Login

Une nouvelle stratégie pour mieux cerner le jeune urbain

L’UMT STRATège est entrée cet automne dans la seconde partie de son programme scientifique de cinq ans. L’occasion de dresser un bilan des actions réalisées et à venir.

Vous devez vous inscrire pour consulter librement tous les articles.

Les unités mixtes technolo­giques (UMT) sont des structures imaginées il y a une dizaine d’années par la DGER, Direction générale de l’enseignement et de la recherche du ministère en charge de l’Agriculture, pour per­mettre à des chercheurs d’horizons divers de travailler sur des objectifs communs et nouveaux. Le but est de favoriser les interactions­ entre les structures de recherches académiques (Inra, universités, grandes écoles) et celles de recherches appliquées­ (Astredhor pour la filière horticole­ française), afin d’accélérer l’innovation et d’assurer le transfert des résultats aux professionnels.

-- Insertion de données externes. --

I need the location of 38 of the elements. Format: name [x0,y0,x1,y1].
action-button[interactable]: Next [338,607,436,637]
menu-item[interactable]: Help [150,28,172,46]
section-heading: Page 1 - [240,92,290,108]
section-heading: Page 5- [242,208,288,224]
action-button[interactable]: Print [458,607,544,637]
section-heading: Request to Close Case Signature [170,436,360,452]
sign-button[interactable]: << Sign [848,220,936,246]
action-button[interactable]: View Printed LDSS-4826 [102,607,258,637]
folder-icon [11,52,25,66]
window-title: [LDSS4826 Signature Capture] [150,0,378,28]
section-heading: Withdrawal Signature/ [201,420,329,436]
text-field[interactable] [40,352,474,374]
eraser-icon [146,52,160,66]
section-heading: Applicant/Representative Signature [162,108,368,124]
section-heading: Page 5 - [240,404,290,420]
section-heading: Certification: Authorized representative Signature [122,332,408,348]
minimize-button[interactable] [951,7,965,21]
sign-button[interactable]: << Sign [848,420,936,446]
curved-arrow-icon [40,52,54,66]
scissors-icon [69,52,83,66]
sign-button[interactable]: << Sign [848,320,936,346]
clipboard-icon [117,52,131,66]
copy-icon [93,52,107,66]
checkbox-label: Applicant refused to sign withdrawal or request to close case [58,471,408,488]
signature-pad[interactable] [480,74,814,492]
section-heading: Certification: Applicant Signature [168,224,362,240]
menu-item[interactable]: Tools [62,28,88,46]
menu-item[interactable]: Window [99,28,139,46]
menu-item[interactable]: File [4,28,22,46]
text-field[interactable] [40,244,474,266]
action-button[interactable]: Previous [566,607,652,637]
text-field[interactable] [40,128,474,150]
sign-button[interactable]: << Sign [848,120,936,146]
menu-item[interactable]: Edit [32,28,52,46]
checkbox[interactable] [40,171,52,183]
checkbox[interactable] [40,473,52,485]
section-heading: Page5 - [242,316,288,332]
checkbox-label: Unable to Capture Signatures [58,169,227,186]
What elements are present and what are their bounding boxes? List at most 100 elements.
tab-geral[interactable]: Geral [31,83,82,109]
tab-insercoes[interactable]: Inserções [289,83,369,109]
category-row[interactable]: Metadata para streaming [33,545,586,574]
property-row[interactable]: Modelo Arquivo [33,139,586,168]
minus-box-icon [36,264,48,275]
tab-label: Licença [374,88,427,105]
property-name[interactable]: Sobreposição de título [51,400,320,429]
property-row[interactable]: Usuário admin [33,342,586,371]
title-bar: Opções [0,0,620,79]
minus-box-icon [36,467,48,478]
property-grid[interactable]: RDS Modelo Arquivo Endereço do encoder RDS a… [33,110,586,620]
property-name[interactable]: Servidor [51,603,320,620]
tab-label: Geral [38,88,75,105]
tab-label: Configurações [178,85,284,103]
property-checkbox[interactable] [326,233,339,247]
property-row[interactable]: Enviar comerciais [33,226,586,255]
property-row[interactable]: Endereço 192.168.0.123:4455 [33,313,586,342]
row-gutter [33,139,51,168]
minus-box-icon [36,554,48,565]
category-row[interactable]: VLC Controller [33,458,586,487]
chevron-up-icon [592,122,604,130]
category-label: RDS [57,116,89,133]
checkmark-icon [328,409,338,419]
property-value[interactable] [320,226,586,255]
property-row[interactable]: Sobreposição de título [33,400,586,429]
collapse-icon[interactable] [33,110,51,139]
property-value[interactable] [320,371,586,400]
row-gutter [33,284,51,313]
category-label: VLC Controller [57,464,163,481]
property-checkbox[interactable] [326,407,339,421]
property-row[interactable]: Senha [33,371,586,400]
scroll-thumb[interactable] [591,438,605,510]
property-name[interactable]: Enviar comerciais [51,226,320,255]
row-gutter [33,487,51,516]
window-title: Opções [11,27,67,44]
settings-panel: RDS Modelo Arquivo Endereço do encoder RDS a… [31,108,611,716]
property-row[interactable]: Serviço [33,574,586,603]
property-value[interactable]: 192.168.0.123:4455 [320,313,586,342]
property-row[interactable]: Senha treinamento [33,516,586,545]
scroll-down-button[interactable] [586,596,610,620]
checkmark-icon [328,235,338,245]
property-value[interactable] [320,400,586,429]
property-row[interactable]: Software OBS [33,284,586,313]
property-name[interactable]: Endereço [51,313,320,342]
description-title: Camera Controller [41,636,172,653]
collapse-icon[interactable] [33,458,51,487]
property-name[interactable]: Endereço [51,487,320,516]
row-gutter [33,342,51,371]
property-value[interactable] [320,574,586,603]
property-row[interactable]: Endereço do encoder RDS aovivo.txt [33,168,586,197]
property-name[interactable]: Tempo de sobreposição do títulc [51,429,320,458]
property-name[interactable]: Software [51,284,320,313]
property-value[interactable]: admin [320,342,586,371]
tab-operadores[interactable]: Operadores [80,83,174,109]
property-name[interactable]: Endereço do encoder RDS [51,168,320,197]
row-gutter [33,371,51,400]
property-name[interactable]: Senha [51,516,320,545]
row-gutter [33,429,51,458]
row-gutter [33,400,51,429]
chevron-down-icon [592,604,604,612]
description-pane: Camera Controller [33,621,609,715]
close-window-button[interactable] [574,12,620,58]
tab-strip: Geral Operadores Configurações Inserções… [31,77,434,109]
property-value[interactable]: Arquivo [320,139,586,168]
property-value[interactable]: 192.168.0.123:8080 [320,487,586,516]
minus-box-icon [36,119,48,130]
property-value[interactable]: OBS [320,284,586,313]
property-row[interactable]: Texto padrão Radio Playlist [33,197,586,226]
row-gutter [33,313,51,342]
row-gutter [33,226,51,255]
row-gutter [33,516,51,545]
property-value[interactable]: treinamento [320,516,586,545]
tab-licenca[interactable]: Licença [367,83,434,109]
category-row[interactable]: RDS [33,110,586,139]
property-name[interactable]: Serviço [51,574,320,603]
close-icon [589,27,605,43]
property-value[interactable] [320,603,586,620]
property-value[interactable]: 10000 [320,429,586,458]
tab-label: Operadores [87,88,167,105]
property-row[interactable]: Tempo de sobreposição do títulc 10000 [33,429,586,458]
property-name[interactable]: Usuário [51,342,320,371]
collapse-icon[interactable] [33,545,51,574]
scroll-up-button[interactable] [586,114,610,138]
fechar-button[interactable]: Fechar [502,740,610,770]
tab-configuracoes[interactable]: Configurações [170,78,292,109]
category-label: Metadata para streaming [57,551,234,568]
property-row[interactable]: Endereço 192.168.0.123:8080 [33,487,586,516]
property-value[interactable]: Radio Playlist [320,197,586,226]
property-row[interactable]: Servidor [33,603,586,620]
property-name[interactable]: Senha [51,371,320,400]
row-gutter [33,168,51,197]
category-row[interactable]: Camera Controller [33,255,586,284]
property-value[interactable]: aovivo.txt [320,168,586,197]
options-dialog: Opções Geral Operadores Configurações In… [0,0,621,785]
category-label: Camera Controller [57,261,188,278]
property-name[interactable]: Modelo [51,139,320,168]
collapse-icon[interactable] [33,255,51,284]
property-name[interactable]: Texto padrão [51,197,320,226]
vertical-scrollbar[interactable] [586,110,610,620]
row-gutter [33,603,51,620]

C’est une sorte de « diplomatie de la machine à café entre chercheurs », a ironisé Corinne Bitaud, directrice d’Astredhor, en ouverture de la journée consacrée au bilan de mi-parcours de STRAT­ège, une UMT créée il y a deux ans et demi (agrément ministériel depuis janvier 2017) pour une durée de cinq ans.

Elle doit « redynamiser la filière horti­cole », qui souffre et peine à s’adapter à une clientèle qui s’urbanise et dont les attentes­ ont changé depuis quelques années. Allan Maignant, ingénieur de recherche Astredhor, en charge de l’animation de l’UMT STRAT­ège, précise qu’à l’horizon 2050 la France comptera 90 % d’urbains et qu’il est né­cessaire de préparer dès aujourd’hui la filière à cette nouvelle structuration de la population.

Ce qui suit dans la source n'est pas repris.